La physique n’échappe pas plus que la philosophie aux contradictions et c’est au milieu de celles-ci qu’est surgie la physique contemporaine. Au cours du cursus scolaire, nous avons presque tous abordé, avec plus ou moins d’intérêt, la partie de la physique concernant la lumière. Quelques expériences nous aidaient à nous la représenter comme énergie ondulatoire. Par ailleurs, on nous tenait souvent en marge de la théorie, moins communément admise, des corpuscules. Le problème de fond nous échappait, comme peut-être à nos professeurs eux-mêmes.

Le déclenchement de cette véritable révolution en physique revient à Planck et à son quantum d’action. Le résultat confirma l’irréductibilité de deux visions. Sans qu’il ne s’en rende compte lui-même, Planck amenait en physique un problème fort semblable aux questions philosophiques séculaires sur le général et le particulier, l’Objet et le Sujet. En introduisant le principe du quantum d’action, il procédait, d’un point de vue épistémologique, à l’inverse des théories physiques traditionnelles. En accordant une valeur radicale et définitive à l’individu atomique par le quantum d’action, Planck venait contrer la loi même des théories physiques qui s’efforçaient de déduire le particulier du général. Bien que les grands systèmes gardèrent toujours une certaine autorité, beaucoup frémirent en constatant l’indéterminabilité des actions au niveau atomique et subatomique. Il fallait passer de l’application rationnelle d’un principe général à une notion inséparable des statistiques et des probabilités; à grande échelle, il était possible d’affirmer des faits avec une assez grande exactitude, mais impossible de prévoir le saut d’un électron.

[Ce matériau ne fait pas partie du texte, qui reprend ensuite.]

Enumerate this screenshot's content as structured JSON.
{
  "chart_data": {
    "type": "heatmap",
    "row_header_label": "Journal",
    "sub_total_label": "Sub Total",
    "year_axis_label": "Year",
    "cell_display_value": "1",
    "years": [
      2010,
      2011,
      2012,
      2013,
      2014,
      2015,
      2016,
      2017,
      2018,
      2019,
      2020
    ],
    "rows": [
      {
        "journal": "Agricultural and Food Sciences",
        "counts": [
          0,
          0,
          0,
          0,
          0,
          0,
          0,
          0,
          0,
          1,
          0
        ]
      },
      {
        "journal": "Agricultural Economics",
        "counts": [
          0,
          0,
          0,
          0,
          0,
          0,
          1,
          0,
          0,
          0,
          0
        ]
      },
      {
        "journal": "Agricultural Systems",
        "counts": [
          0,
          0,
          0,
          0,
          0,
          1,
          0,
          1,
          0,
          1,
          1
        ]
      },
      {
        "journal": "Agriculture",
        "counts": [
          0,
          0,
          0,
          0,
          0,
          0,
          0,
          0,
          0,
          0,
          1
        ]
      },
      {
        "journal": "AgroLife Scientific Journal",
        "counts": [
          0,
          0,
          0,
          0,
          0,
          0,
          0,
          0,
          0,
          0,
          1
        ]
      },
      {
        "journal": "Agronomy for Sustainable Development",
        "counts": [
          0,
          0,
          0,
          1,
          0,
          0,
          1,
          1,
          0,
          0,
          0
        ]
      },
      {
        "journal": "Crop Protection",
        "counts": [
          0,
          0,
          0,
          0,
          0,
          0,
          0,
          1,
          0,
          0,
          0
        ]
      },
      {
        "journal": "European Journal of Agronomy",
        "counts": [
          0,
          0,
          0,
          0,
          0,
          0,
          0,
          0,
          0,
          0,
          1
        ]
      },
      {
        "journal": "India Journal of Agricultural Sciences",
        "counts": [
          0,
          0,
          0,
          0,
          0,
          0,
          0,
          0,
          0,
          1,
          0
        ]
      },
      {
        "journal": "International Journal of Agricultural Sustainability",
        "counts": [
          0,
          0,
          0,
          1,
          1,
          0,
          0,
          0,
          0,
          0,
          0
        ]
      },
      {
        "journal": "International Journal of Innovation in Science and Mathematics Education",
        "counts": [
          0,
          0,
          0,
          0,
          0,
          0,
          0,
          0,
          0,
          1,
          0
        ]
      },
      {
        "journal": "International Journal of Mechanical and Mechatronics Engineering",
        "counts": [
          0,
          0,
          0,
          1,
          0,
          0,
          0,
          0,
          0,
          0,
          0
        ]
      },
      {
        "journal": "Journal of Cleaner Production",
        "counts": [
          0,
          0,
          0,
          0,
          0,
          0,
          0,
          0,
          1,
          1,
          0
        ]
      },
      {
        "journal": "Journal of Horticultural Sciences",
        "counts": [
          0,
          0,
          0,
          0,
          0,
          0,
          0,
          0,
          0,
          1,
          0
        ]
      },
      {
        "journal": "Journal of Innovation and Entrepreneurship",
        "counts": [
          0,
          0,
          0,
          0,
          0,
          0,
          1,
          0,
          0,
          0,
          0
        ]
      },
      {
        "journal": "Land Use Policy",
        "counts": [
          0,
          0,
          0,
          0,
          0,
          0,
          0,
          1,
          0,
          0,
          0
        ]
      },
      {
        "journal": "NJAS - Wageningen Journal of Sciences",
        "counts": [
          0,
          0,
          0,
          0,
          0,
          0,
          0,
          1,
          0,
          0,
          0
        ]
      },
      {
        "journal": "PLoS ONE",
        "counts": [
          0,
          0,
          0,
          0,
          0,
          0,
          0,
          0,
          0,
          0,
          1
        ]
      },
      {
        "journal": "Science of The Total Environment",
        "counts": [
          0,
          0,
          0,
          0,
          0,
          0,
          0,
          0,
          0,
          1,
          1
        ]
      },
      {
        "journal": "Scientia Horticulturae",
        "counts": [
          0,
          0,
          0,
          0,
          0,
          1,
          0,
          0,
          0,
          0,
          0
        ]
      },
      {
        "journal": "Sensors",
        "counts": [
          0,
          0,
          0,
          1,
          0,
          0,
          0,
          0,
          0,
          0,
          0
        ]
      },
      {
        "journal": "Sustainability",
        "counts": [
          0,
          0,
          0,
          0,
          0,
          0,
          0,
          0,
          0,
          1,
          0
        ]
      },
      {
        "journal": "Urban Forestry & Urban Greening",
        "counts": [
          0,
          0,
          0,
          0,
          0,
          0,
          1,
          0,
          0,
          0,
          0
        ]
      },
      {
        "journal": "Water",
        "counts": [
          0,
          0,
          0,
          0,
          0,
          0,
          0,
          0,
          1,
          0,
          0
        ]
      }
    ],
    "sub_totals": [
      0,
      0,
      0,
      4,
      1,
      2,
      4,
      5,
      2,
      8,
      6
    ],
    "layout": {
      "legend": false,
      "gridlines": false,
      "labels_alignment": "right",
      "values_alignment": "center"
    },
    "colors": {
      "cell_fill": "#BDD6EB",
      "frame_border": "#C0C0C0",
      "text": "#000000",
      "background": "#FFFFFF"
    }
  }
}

Mais la physique quantique comportait d’autres effets; un deuxième problème se posa à la suite des expériences de Planck. Alors qu’il était communément admis que la lumière était de nature ondulatoire, certaines de ses expériences obligèrent les physiciens à réviser leur position en démontrant, sans doute permis que, d’une part, la lumière était de nature corpusculaire et que, d’autre part, la théorie ondulatoire était incapable de rendre compte des résultats de ces mêmes expériences. Par la suite, on élabora différents types d’expérience qui ne s’accommodèrent que de l’une ou l’autre théorie de la lumière, de façon exclusive[34].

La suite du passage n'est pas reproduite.